Examples of this can be found in cases such as an "alleged" burgler suing a home owner for injury sustained while he was "allegedly" carrying out a robbery. (sorry, I don't have the time right now to find a reference to one of these cases, but there are a stack of them so it shouldn't be hard to find if you are interested)

Anyway, the point is that you can't expect the obvious result in these sort of cases.

RE: bunch of idiots
By redbone75 on 12/21/2006 3:55:34 AM , Rating: 2
OK, exactly when is driving with a hot cup of coffee between your legs not an accepted risk on the customer's part? I've always had a problem with this case as it always seems to point to the wrong circumstances surrounding the issue, being the coffee being spilled while driving! It would seem that we in the U.S. have long since accepted that it is perfectly normal and safe to multitask while driving, forgetting the fact that we are moving an object that weighs at least a ton and a half at high speed! Speeds that our bodies were not meant to move at, no less. That this woman decided to place a liquid between her legs that is at normal temperatures hot enough to cause severe discomfort if spilled was overlooked is beyond me. Yes, McDonalds should have not served coffee that was as hot as it was, but

RE: bunch of idiots
By kasey01 on 12/21/2006 9:10:18 AM , Rating: 2
You are not reciting the correct facts of the case. The plaintiff, Stella Liebeck, was NOT driving. She was a passenger. The car was not moving. See background in Wikipedia article:

RE: bunch of idiots
By masher2 on 12/21/2006 10:03:29 AM , Rating: 1
> "The plaintiff, Stella Liebeck, was NOT driving. She was a passenger..."

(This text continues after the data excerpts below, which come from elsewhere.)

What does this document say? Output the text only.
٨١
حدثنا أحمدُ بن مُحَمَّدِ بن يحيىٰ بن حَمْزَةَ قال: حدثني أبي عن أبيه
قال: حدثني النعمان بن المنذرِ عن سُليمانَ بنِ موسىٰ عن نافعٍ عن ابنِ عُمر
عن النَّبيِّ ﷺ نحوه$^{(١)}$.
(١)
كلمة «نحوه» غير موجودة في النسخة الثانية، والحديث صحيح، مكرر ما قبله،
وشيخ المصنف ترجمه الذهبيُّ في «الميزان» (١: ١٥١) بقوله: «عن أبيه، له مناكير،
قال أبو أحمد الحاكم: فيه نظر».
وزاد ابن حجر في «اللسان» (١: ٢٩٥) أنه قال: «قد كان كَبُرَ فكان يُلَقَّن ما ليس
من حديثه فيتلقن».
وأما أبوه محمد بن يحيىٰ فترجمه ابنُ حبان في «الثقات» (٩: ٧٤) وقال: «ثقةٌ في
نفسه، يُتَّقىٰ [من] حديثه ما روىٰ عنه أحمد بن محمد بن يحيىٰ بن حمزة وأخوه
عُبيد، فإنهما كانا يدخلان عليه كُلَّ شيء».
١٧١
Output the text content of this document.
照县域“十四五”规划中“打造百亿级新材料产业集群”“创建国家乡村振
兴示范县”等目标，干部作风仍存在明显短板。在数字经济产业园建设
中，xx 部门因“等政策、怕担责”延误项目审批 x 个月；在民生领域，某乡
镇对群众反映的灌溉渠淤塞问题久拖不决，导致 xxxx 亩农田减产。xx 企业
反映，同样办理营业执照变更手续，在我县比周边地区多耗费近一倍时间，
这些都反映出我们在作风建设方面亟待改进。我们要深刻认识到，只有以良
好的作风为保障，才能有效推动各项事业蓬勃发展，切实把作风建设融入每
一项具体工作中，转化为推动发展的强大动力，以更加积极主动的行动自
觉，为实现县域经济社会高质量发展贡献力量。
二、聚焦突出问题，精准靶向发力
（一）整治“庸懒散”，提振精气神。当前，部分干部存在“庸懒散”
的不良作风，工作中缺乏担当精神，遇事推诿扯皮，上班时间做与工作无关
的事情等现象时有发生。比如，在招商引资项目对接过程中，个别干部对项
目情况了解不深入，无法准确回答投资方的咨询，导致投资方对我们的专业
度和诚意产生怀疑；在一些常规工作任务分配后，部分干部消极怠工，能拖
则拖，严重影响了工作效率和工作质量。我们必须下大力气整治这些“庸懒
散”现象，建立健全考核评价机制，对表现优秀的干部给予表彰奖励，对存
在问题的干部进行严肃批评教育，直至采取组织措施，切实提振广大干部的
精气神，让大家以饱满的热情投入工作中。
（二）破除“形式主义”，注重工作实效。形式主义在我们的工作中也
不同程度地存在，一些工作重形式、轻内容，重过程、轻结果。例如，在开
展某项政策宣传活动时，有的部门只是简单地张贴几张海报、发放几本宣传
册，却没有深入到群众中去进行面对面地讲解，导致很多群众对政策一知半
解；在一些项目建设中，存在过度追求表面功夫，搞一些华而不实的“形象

So she didn't even get handed a hot cup by McDonalds staff...but by the driver of the vehicle? Even more reason to have tossed out this frivolous suit.

And let's not forget the reason this woman was burned so badly in the first place. After she spilt her coffee, her infirmity prevented her from getting up and doing anything about it, so the hot liquid sat in her lap for a lengthy period.

RE: bunch of idiots
By MrPickins on 12/21/2006 1:52:31 PM , Rating: 2
Experts in the case testified that it would only take 2-7 seconds for coffee at 180F to cause 3rd degree burns.

Even an able bodied person would have problems undoing their seat belt, opening their door, and stripping of their soaking, scalding clothes in that short time.

You can call this lawsuit frivolous if you like, but an appeals court still felt the woman won her case.